The state’s inventory of available homes on the market is growing as a result. At the end of the month, there were 19,523 active listings in Virginia, 764 more than a year ago — an increase of slightly more than 4%.

“We’ve been reporting on Virginia’s waning inventory of available homes for years now,” Virginia Realtors Chief Economist Ryan Price said in a statement. “In October, we saw the largest inventory buildup the state’s housing market has had in more than eight years.”

Despite the growth in supply, inventory remains tight, continuing to keep home prices higher in some markets. The statewide median sales price in October was $365,000, up $15,000 from October last year.

More than 90% of counties and cities in Virginia have had a higher median sales price from January through October this year compared to the same period last year. The largest median price increases through October were in the Shenandoah Valley, Central Virginia and the Eastern Shore.

Virginia Realtors expects homes to continue to stay on the market longer as buyers adjust to higher mortgage rates, Virginia Realtors President Denise Ramey said in a statement.

March NoVa home sales down 4.9% from 2021

Northern Virginia saw fewer home sales last month compared with March 2021 due to low inventory and higher rates, according to a Northern Virginia Association of Realtors report published Friday.

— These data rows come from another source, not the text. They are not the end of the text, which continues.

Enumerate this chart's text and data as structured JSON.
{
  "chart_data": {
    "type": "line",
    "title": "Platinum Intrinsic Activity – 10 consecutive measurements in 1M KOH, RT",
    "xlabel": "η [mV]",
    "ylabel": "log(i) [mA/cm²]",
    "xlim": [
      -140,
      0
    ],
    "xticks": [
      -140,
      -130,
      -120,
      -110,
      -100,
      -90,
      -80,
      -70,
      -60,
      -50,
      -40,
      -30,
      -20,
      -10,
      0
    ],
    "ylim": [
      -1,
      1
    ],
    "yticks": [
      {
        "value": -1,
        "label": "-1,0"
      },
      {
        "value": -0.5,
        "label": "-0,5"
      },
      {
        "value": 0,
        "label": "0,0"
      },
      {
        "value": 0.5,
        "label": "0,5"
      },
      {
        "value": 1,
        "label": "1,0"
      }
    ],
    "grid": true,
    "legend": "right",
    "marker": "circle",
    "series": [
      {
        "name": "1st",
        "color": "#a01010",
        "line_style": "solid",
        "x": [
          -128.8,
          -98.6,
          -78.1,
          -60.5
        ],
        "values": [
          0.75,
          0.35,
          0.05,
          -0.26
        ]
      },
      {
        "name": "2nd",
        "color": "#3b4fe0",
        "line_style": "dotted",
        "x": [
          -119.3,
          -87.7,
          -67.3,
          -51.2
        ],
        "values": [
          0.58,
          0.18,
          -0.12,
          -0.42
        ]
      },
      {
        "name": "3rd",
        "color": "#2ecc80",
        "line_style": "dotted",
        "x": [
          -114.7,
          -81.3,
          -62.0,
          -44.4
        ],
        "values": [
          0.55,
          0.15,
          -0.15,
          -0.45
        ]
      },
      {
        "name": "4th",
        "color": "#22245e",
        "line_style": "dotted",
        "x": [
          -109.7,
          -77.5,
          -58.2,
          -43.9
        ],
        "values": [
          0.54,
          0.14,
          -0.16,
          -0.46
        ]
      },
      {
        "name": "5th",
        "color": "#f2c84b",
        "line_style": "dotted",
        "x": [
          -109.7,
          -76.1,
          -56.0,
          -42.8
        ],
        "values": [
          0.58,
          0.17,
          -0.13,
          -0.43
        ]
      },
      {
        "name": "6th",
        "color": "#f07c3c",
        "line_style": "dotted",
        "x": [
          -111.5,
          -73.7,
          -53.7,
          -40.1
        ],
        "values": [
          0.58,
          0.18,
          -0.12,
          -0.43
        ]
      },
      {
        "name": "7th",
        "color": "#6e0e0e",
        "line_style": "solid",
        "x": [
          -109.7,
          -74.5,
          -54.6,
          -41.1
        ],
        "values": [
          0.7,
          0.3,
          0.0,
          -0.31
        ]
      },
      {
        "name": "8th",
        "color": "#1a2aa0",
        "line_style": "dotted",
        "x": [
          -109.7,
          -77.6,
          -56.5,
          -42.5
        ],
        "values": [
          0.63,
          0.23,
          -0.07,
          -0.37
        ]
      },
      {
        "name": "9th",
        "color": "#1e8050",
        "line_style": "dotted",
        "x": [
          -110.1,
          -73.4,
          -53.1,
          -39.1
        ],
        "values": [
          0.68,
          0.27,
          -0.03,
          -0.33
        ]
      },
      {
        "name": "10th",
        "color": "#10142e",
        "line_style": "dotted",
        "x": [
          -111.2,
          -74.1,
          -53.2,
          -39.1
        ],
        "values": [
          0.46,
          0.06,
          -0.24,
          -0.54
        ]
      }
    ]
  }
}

The market saw a 4.9% decline in home sales over March 2021, not far off from the 4.5% drop nationwide.

“I expect that rapid price increases in homes will soften with escalating inflation and mortgage rates, but it’s unlikely that homes will lose value in our market. This means that affordability will continue to be a challenge,” NVAR CEO Ryan McLaughlin said in a statement.

In Northern Virginia, sales of existing home stock declined for the third month in a row. Housing inventory was down almost 22% in the region from last year. The region had a 0.56-month supply of unsold inventory.

Existing home sales declined in March, the second consecutive month of declines nationally, according to the National Association of Realtors. Inventory declined by 9.5% from a year ago. The U.S. has a two-month supply of unsold inventory.

Homes in the region sold in 14 days on average in March, down 30% compared with March 2021. The median home prices rose 9.2% to $650,000.

Nationally, houses were on the market for 17 days in March, down from 18 days in March 2021. The median existing home price nationally rose 15% from the same month last year to $375,300.

Jan. Va. home inventory was at all-time-low

Virginia’s housing market set another record in January, hitting an all-time-low of inventory, according to a new report released by Virginia Realtors this week.

At the end of last month, there were 12,203 total active listings, which is 4,478 fewer than this time in 2021, a drop of nearly 27%, according to the industry group. The pace of shrinking inventory accelerated in spring 2020, and the total inventory is about a third of what it was three years ago.

The largest supply reductions were in the Northern Virginia and Richmond markets, Virginia Realtors said.

“Low inventory continues to be a major constraint on the housing market. Home sales activity would likely be much stronger, except buyers are not finding anything to purchase,” Virginia Realtors Chief Economist Lisa Sturtevant said in a statement.

Other key takeaways for Virginia residential sales in January:

  • There were 8,063 home sales in Virginia in January, down 9.5% from a year ago.
  • Statewide, the median home sales price in January was $337,500, which is 7.1% over the January 2021 median price.
  • Sold volume in January was $3.4 billion, down 2.2% compared to January 2021.
  • The inventory level fell 9.4% between December and January.